Speaker: Derek Southall 24 Feb. '98

Derek Southall is a distinguished painter who started his career in London in 1950 and is now living in Somerset. His work was exhibited at the Tate and it is represented in several other national collections. In the mid 70's, he was an Artist in Residence at Yale. The Victoria Gallery in Bath mounted in 1993 a major exhibition of his work under the title " From Bath to Cythera" which explored his conception of his art as a journey through life.
For Southall, some experiences trigger a remembered image which can sustain him for several years. Dependence on memory and the effect of time itself on his outlook made him think of Proust, who cut himself off from society in order to deal with his earlier experience and whose great novel " In Search of Lost Time" is an attempt to give shape to it.
This was a very personal interpretation of the link between literature and visual art, profusely illustrated by Southall with his work over a period of almost half a century, with comments on his ideas, changes and turning points in his life.

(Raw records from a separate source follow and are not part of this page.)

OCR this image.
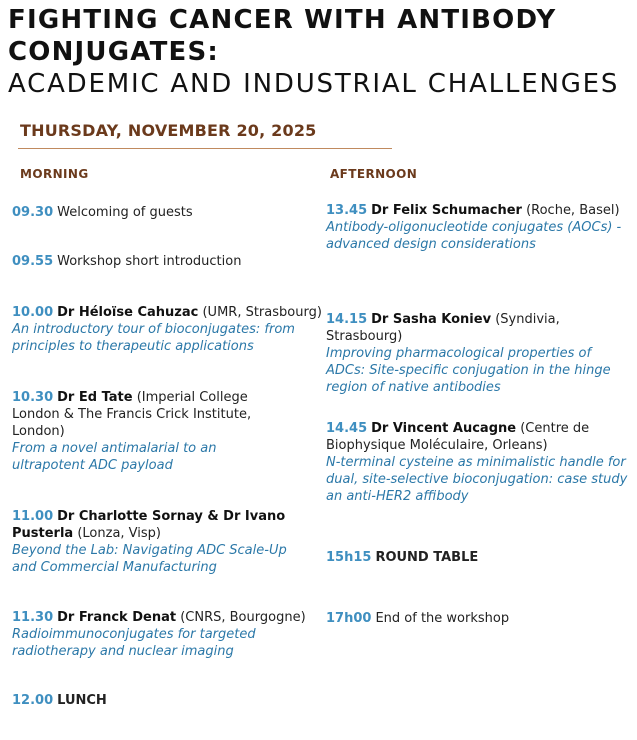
FIGHTING CANCER WITH ANTIBODY
CONJUGATES:
ACADEMIC AND INDUSTRIAL CHALLENGES
THURSDAY, NOVEMBER 20, 2025
MORNING	AFTERNOON
09.30 Welcoming of guests
09.55 Workshop short introduction
10.00 Dr Héloïse Cahuzac (UMR, Strasbourg)
An introductory tour of bioconjugates: from principles to therapeutic applications
10.30 Dr Ed Tate (Imperial College London & The Francis Crick Institute, London)
From a novel antimalarial to an ultrapotent ADC payload
11.00 Dr Charlotte Sornay & Dr Ivano Pusterla (Lonza, Visp)
Beyond the Lab: Navigating ADC Scale-Up and Commercial Manufacturing
11.30 Dr Franck Denat (CNRS, Bourgogne)
Radioimmunoconjugates for targeted radiotherapy and nuclear imaging
12.00 LUNCH
13.45 Dr Felix Schumacher (Roche, Basel)
Antibody-oligonucleotide conjugates (AOCs) - advanced design considerations
14.15 Dr Sasha Koniev (Syndivia, Strasbourg)
Improving pharmacological properties of ADCs: Site-specific conjugation in the hinge region of native antibodies
14.45 Dr Vincent Aucagne (Centre de Biophysique Moléculaire, Orleans)
N-terminal cysteine as minimalistic handle for dual, site-selective bioconjugation: case study an anti-HER2 affibody
15h15 ROUND TABLE
17h00 End of the workshop
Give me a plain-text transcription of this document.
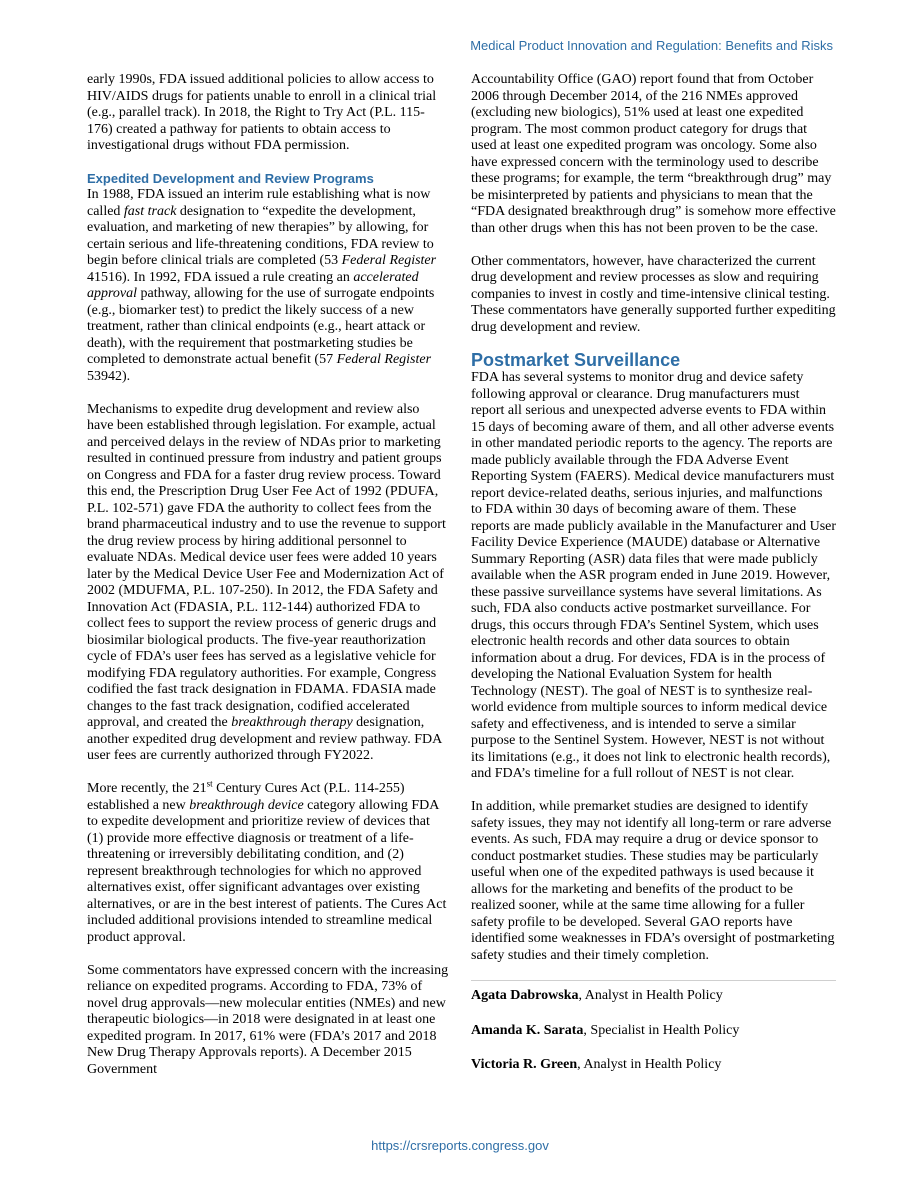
Medical Product Innovation and Regulation: Benefits and Risks

early 1990s, FDA issued additional policies to allow access to HIV/AIDS drugs for patients unable to enroll in a clinical trial (e.g., parallel track). In 2018, the Right to Try Act (P.L. 115-176) created a pathway for patients to obtain access to investigational drugs without FDA permission.

Expedited Development and Review Programs

In 1988, FDA issued an interim rule establishing what is now called fast track designation to “expedite the development, evaluation, and marketing of new therapies” by allowing, for certain serious and life-threatening conditions, FDA review to begin before clinical trials are completed (53 Federal Register 41516). In 1992, FDA issued a rule creating an accelerated approval pathway, allowing for the use of surrogate endpoints (e.g., biomarker test) to predict the likely success of a new treatment, rather than clinical endpoints (e.g., heart attack or death), with the requirement that postmarketing studies be completed to demonstrate actual benefit (57 Federal Register 53942).

Mechanisms to expedite drug development and review also have been established through legislation. For example, actual and perceived delays in the review of NDAs prior to marketing resulted in continued pressure from industry and patient groups on Congress and FDA for a faster drug review process. Toward this end, the Prescription Drug User Fee Act of 1992 (PDUFA, P.L. 102-571) gave FDA the authority to collect fees from the brand pharmaceutical industry and to use the revenue to support the drug review process by hiring additional personnel to evaluate NDAs. Medical device user fees were added 10 years later by the Medical Device User Fee and Modernization Act of 2002 (MDUFMA, P.L. 107-250). In 2012, the FDA Safety and Innovation Act (FDASIA, P.L. 112-144) authorized FDA to collect fees to support the review process of generic drugs and biosimilar biological products. The five-year reauthorization cycle of FDA’s user fees has served as a legislative vehicle for modifying FDA regulatory authorities. For example, Congress codified the fast track designation in FDAMA. FDASIA made changes to the fast track designation, codified accelerated approval, and created the breakthrough therapy designation, another expedited drug development and review pathway. FDA user fees are currently authorized through FY2022.

More recently, the 21st Century Cures Act (P.L. 114-255) established a new breakthrough device category allowing FDA to expedite development and prioritize review of devices that (1) provide more effective diagnosis or treatment of a life-threatening or irreversibly debilitating condition, and (2) represent breakthrough technologies for which no approved alternatives exist, offer significant advantages over existing alternatives, or are in the best interest of patients. The Cures Act included additional provisions intended to streamline medical product approval.

Some commentators have expressed concern with the increasing reliance on expedited programs. According to FDA, 73% of novel drug approvals—new molecular entities (NMEs) and new therapeutic biologics—in 2018 were designated in at least one expedited program. In 2017, 61% were (FDA’s 2017 and 2018 New Drug Therapy Approvals reports). A December 2015 Government

Accountability Office (GAO) report found that from October 2006 through December 2014, of the 216 NMEs approved (excluding new biologics), 51% used at least one expedited program. The most common product category for drugs that used at least one expedited program was oncology. Some also have expressed concern with the terminology used to describe these programs; for example, the term “breakthrough drug” may be misinterpreted by patients and physicians to mean that the “FDA designated breakthrough drug” is somehow more effective than other drugs when this has not been proven to be the case.

Other commentators, however, have characterized the current drug development and review processes as slow and requiring companies to invest in costly and time-intensive clinical testing. These commentators have generally supported further expediting drug development and review.

Postmarket Surveillance

FDA has several systems to monitor drug and device safety following approval or clearance. Drug manufacturers must report all serious and unexpected adverse events to FDA within 15 days of becoming aware of them, and all other adverse events in other mandated periodic reports to the agency. The reports are made publicly available through the FDA Adverse Event Reporting System (FAERS). Medical device manufacturers must report device-related deaths, serious injuries, and malfunctions to FDA within 30 days of becoming aware of them. These reports are made publicly available in the Manufacturer and User Facility Device Experience (MAUDE) database or Alternative Summary Reporting (ASR) data files that were made publicly available when the ASR program ended in June 2019. However, these passive surveillance systems have several limitations. As such, FDA also conducts active postmarket surveillance. For drugs, this occurs through FDA’s Sentinel System, which uses electronic health records and other data sources to obtain information about a drug. For devices, FDA is in the process of developing the National Evaluation System for health Technology (NEST). The goal of NEST is to synthesize real-world evidence from multiple sources to inform medical device safety and effectiveness, and is intended to serve a similar purpose to the Sentinel System. However, NEST is not without its limitations (e.g., it does not link to electronic health records), and FDA’s timeline for a full rollout of NEST is not clear.

In addition, while premarket studies are designed to identify safety issues, they may not identify all long-term or rare adverse events. As such, FDA may require a drug or device sponsor to conduct postmarket studies. These studies may be particularly useful when one of the expedited pathways is used because it allows for the marketing and benefits of the product to be realized sooner, while at the same time allowing for a fuller safety profile to be developed. Several GAO reports have identified some weaknesses in FDA’s oversight of postmarketing safety studies and their timely completion.

Agata Dabrowska, Analyst in Health Policy

Amanda K. Sarata, Specialist in Health Policy

Victoria R. Green, Analyst in Health Policy

https://crsreports.congress.gov
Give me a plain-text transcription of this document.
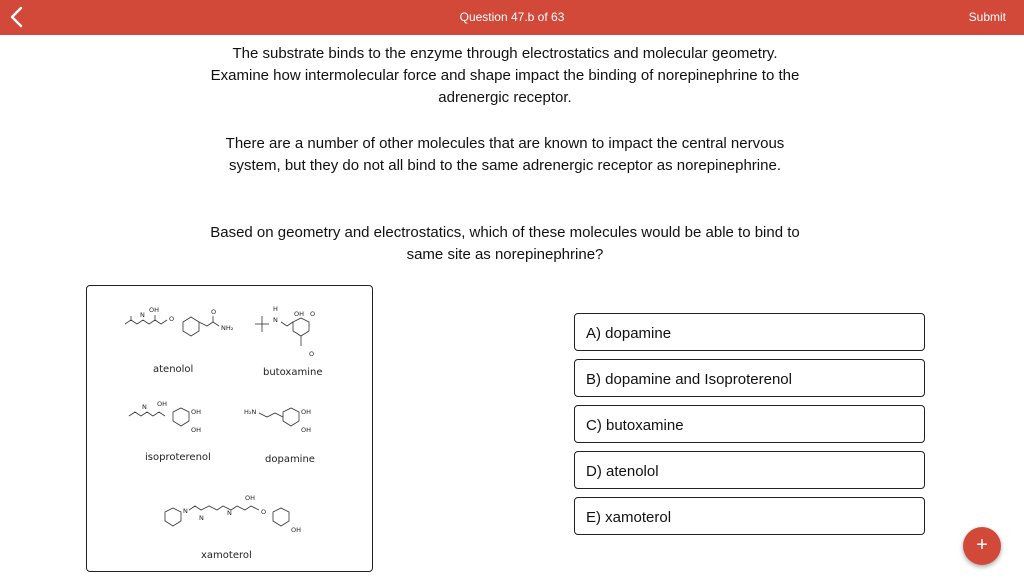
Question 47.b of 63	Submit
The substrate binds to the enzyme through electrostatics and molecular geometry. Examine how intermolecular force and shape impact the binding of norepinephrine to the adrenergic receptor.
There are a number of other molecules that are known to impact the central nervous system, but they do not all bind to the same adrenergic receptor as norepinephrine.
Based on geometry and electrostatics, which of these molecules would be able to bind to same site as norepinephrine?
N
OH
O
NH₂
O
atenolol
N
H
OH O
O
butoxamine
N OH
OH
OH
isoproterenol
H₂N	OH
OH
dopamine
N
N
N
OH
O
OH
xamoterol
A) dopamine
B) dopamine and Isoproterenol
C) butoxamine
D) atenolol
E) xamoterol
+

There are four important ideas which sustain his work:
1) An invention that is not led by feeling is neither a real invention or real art.
2) An artist has to ask himself permission to start on something new.
3) There are important changes, but there is no single resolution in painting.
4) The last mark the painter makes is the first thing the viewer sees, as opposed to what happens with writing.
In all, this was an uniquely interesting session, which gave visual expression to some of Proust's writing through the work of a genuine artist.